Re: rdma resource warning on 4.16-rc1 when unloading qedr after NFS mount

Chuck Lever <chuck.lever@xxxxxxxxxx> · Tue, 13 Mar 2018 11:27:19 -0400

> On Mar 13, 2018, at 10:51 AM, Chuck Lever <chuck.lever@xxxxxxxxxx> wrote:
> 
> 
> 
>> On Mar 13, 2018, at 9:16 AM, Kalderon, Michal <Michal.Kalderon@xxxxxxxxxx> wrote:
>> 
>>> From: linux-rdma-owner@xxxxxxxxxxxxxxx [mailto:linux-rdma-
>>> owner@xxxxxxxxxxxxxxx] On Behalf Of Kalderon, Michal
>>> 
>>>> From: Chuck Lever [mailto:chuck.lever@xxxxxxxxxx]
>>>> Sent: Wednesday, February 14, 2018 6:58 PM
>>>> 
>>>> 
>>>>> On Feb 14, 2018, at 11:49 AM, Kalderon, Michal
>>>> <Michal.Kalderon@xxxxxxxxxx> wrote:
>>>>> 
>>>>>> From: Leon Romanovsky [mailto:leon@xxxxxxxxxx]
>>>>>> Sent: Wednesday, February 14, 2018 6:34 PM
>>>>>> To: Chuck Lever <chuck.lever@xxxxxxxxxx>
>>>>>> Cc: Kalderon, Michal <Michal.Kalderon@xxxxxxxxxx>; Le, Thong
>>>>>> <Thong.Le@xxxxxxxxxx>; linux-rdma@xxxxxxxxxxxxxxx
>>>>>> Subject: Re: rdma resource warning on 4.16-rc1 when unloading qedr
>>>>>> after NFS mount
>>>>>> 
>>>>>> On Wed, Feb 14, 2018 at 11:20:39AM -0500, Chuck Lever wrote:
>>>>>>> 
>>>>>>> 
>>>>>>>> On Feb 14, 2018, at 11:00 AM, Kalderon, Michal
>>>>>> <Michal.Kalderon@xxxxxxxxxx> wrote:
>>>>>>>> 
>>>>>>>> Hi Leon, Chuck,
>>>>>>>> 
>>>>>>>> We ran nfs mount over qedr using 4.16-rc1 When unloading qedr we
>>>>>>>> get a WARNING from the resource tracker ( pasted below)
>>>>>>>> 
>>>>>>>> Can you please advise on the best way to debug this?
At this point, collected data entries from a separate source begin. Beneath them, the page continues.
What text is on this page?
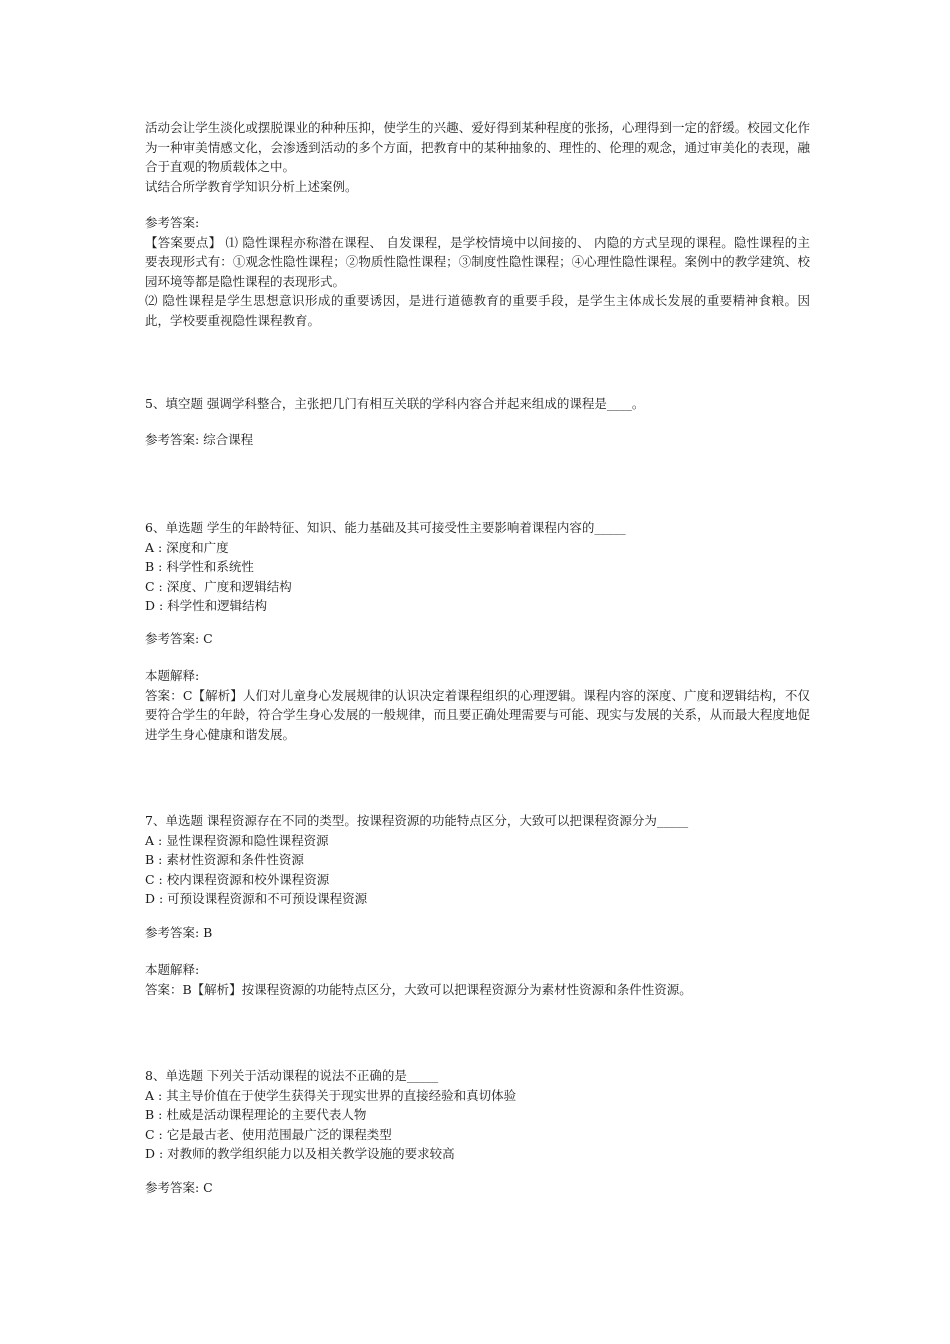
活动会让学生淡化或摆脱课业的种种压抑，使学生的兴趣、爱好得到某种程度的张扬，心理得到一定的舒缓。校园文化作为一种审美情感文化，会渗透到活动的多个方面，把教育中的某种抽象的、理性的、伦理的观念，通过审美化的表现，融合于直观的物质载体之中。
试结合所学教育学知识分析上述案例。
参考答案:
【答案要点】 ⑴ 隐性课程亦称潜在课程、 自发课程，是学校情境中以间接的、 内隐的方式呈现的课程。隐性课程的主要表现形式有：①观念性隐性课程；②物质性隐性课程；③制度性隐性课程；④心理性隐性课程。案例中的教学建筑、校园环境等都是隐性课程的表现形式。
⑵ 隐性课程是学生思想意识形成的重要诱因，是进行道德教育的重要手段，是学生主体成长发展的重要精神食粮。因此，学校要重视隐性课程教育。
5、填空题 强调学科整合，主张把几门有相互关联的学科内容合并起来组成的课程是____。
参考答案: 综合课程
6、单选题 学生的年龄特征、知识、能力基础及其可接受性主要影响着课程内容的_____
A : 深度和广度
B : 科学性和系统性
C : 深度、广度和逻辑结构
D : 科学性和逻辑结构
参考答案: C
本题解释:
答案：C【解析】人们对儿童身心发展规律的认识决定着课程组织的心理逻辑。课程内容的深度、广度和逻辑结构，不仅要符合学生的年龄，符合学生身心发展的一般规律，而且要正确处理需要与可能、现实与发展的关系，从而最大程度地促进学生身心健康和谐发展。
7、单选题 课程资源存在不同的类型。按课程资源的功能特点区分，大致可以把课程资源分为_____
A : 显性课程资源和隐性课程资源
B : 素材性资源和条件性资源
C : 校内课程资源和校外课程资源
D : 可预设课程资源和不可预设课程资源
参考答案: B
本题解释:
答案：B【解析】按课程资源的功能特点区分，大致可以把课程资源分为素材性资源和条件性资源。
8、单选题 下列关于活动课程的说法不正确的是_____
A : 其主导价值在于使学生获得关于现实世界的直接经验和真切体验
B : 杜威是活动课程理论的主要代表人物
C : 它是最古老、使用范围最广泛的课程类型
D : 对教师的教学组织能力以及相关教学设施的要求较高
参考答案: C
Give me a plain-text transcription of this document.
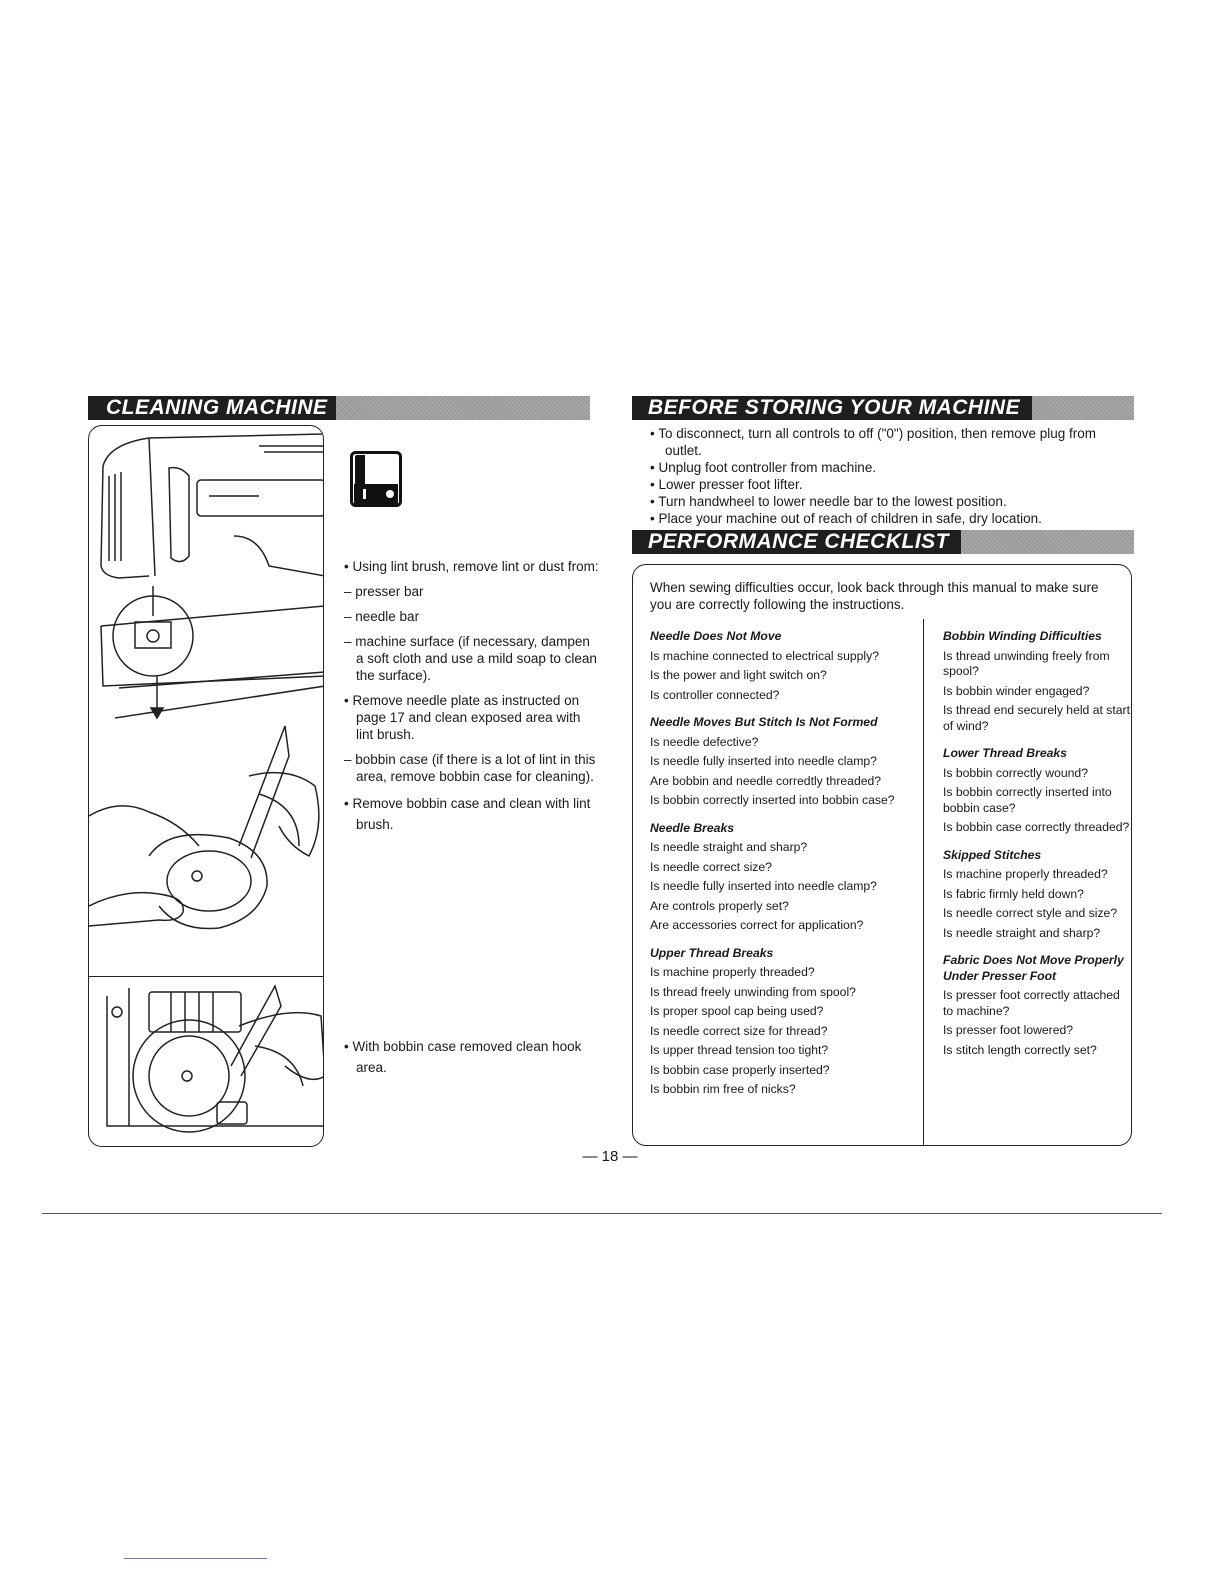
CLEANING MACHINE	BEFORE STORING YOUR MACHINE
PERFORMANCE CHECKLIST

• Using lint brush, remove lint or dust from:

– presser bar

– needle bar

– machine surface (if necessary, dampen a soft cloth and use a mild soap to clean the surface).

• Remove needle plate as instructed on page 17 and clean exposed area with lint brush.

– bobbin case (if there is a lot of lint in this area, remove bobbin case for cleaning).

• Remove bobbin case and clean with lint brush.

• With bobbin case removed clean hook area.

• To disconnect, turn all controls to off ("0") position, then remove plug from outlet.
• Unplug foot controller from machine.
• Lower presser foot lifter.
• Turn handwheel to lower needle bar to the lowest position.
• Place your machine out of reach of children in safe, dry location.
When sewing difficulties occur, look back through this manual to make sure you are correctly following the instructions.
Needle Does Not Move

Is machine connected to electrical supply?

Is the power and light switch on?

Is controller connected?

Needle Moves But Stitch Is Not Formed

Is needle defective?

Is needle fully inserted into needle clamp?

Are bobbin and needle corredtly threaded?

Is bobbin correctly inserted into bobbin case?

Needle Breaks

Is needle straight and sharp?

Is needle correct size?

Is needle fully inserted into needle clamp?

Are controls properly set?

Are accessories correct for application?

Upper Thread Breaks

Is machine properly threaded?

Is thread freely unwinding from spool?

Is proper spool cap being used?

Is needle correct size for thread?

Is upper thread tension too tight?

Is bobbin case properly inserted?

Is bobbin rim free of nicks?

Bobbin Winding Difficulties

Is thread unwinding freely from spool?

Is bobbin winder engaged?

Is thread end securely held at start of wind?

Lower Thread Breaks

Is bobbin correctly wound?

Is bobbin correctly inserted into bobbin case?

Is bobbin case correctly threaded?

Skipped Stitches

Is machine properly threaded?

Is fabric firmly held down?

Is needle correct style and size?

Is needle straight and sharp?

Fabric Does Not Move Properly Under Presser Foot

Is presser foot correctly attached to machine?

Is presser foot lowered?

Is stitch length correctly set?

— 18 —
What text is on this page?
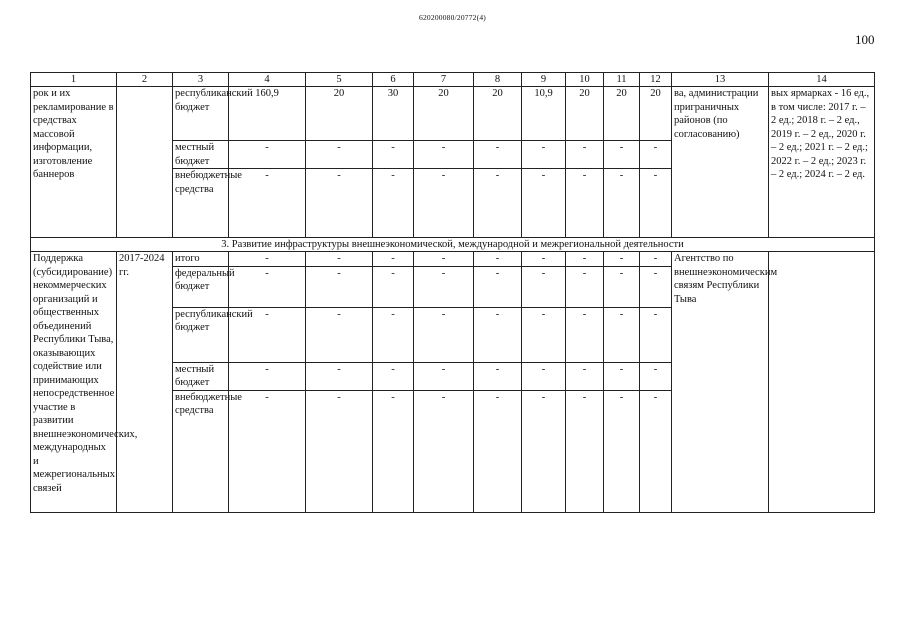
620200080/20772(4)
100
1	2	3	4	5	6	7	8	9	10	11	12	13	14
рок и их рекламирование в средствах массовой информации, изготовление баннеров		республиканский бюджет	160,9	20	30	20	20	10,9	20	20	20	ва, администрации приграничных районов (по согласованию)	вых ярмарках - 16 ед., в том числе: 2017 г. – 2 ед.; 2018 г. – 2 ед., 2019 г. – 2 ед., 2020 г. – 2 ед.; 2021 г. – 2 ед.; 2022 г. – 2 ед.; 2023 г. – 2 ед.; 2024 г. – 2 ед.
		местный бюджет	-	-	-	-	-	-	-	-	-		
		внебюджетные средства	-	-	-	-	-	-	-	-	-		
3. Развитие инфраструктуры внешнеэкономической, международной и межрегиональной деятельности													
Поддержка (субсидирование) некоммерческих организаций и общественных объединений Республики Тыва, оказывающих содействие или принимающих непосредственное участие в развитии внешнеэкономических, международных и межрегиональных связей	2017-2024 гг.	итого	-	-	-	-	-	-	-	-	-	Агентство по внешнеэкономическим связям Республики Тыва	
		федеральный бюджет	-	-	-	-	-	-	-	-	-		
		республиканский бюджет	-	-	-	-	-	-	-	-	-		
		местный бюджет	-	-	-	-	-	-	-	-	-		
		внебюджетные средства	-	-	-	-	-	-	-	-	-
How can we
>>>>>>>> get
>>>>>> more info on the resource not being freed?
>>>>>>> 
>>>>>>> I haven't seen this kind of report before, so I can't directly
>>>>>>> answer your questions. But can you tell us more about reproducing it:
>>>>>> 
>>>>>> It is resource tracking which was entered in last merge window.
>>>>>> 
>>>>>>> 
>>>>>>> - Is there a workload running on the NFS mount point when the
>>>>>>> module is unloaded?
>>>>> no
>>>>>>> 
>>>>>>> - Is the issue 100% reproducible, or intermittent?
>>>>> Seems to be
>>>>>>> 
>>>>>>> - Have you tried bisecting?
>>>>> No, bisecting is a tough one here since we ran this scenario to
>>>>> verify the last Two related nfs fixes
>>>>> e89e8d8 xprtrdma: Fix BUG after a device removal 1179e2c xprtrdma:
>>>>> Fix calculation of ri_max_send_sges
>>>>> 
>>>>>> 
>>>>>> It will be one of three patches:
>>>>>> 9d5f8c209b3f RDMA/core: Add resource tracking for create and
>>>>>> destroy PDs 08f294a1524b RDMA/core: Add resource tracking for
>>>>>> create and destroy CQs
>>>>>> 78a0cd648a80 RDMA/core: Add resource tracking for create and
>>>>>> destroy QPs
>>>>> Do you think these could lead to a resource not being freed? Or only
>>>>> issues
>>>> with tracking?
>>>>> 
>>>>>> 
>>>>>>> 
>>>>>>> - iWARP, RoCE, or both?
>>>>> Only tested over RoCE for now
>>>>>>> 
>>>>>>> - Have you tried reproducing with a different model of device?
>>>>> no
>>>>>> 
>>>>>> I doubt that it is related to device, it looks like a resource leak
>>>>>> while removing rpcrdma.
>>>>>> 
>>>>>> We definitely need to add more information to this warning to
>>>>>> understand which one of three available resources wasn't freed.
>>>>> 
>>>>> Missed an output from our driver saying there's a PD not freed. As
>>>>> mentioned, due to other Issues we're not sure whether we've seen
>>>>> this
>>>> message from our driver in the past.
>>>> 
>>>> When I've tested device unload with rpcrdma.ko, the unload hangs if
>>>> rpcrdma.ko doesn't release all resources.
>>>> 
>>>> rpcrdma_ia_remove() releases transport resources. It destroys the QP
>>>> and CQs, but leaves the ID and PD to be destroyed by the device driver or
>>> core.
>>>> The CM event handler returns 1 to signal this is the case.
>>>> 
>>>> I suspect it could be a driver bug.
>>> Our driver doesn't take care of releasing PDs, it counts on layers above to do
>>> so.
>>> Why should the PD be treated differently than the CQs/QPs in this case?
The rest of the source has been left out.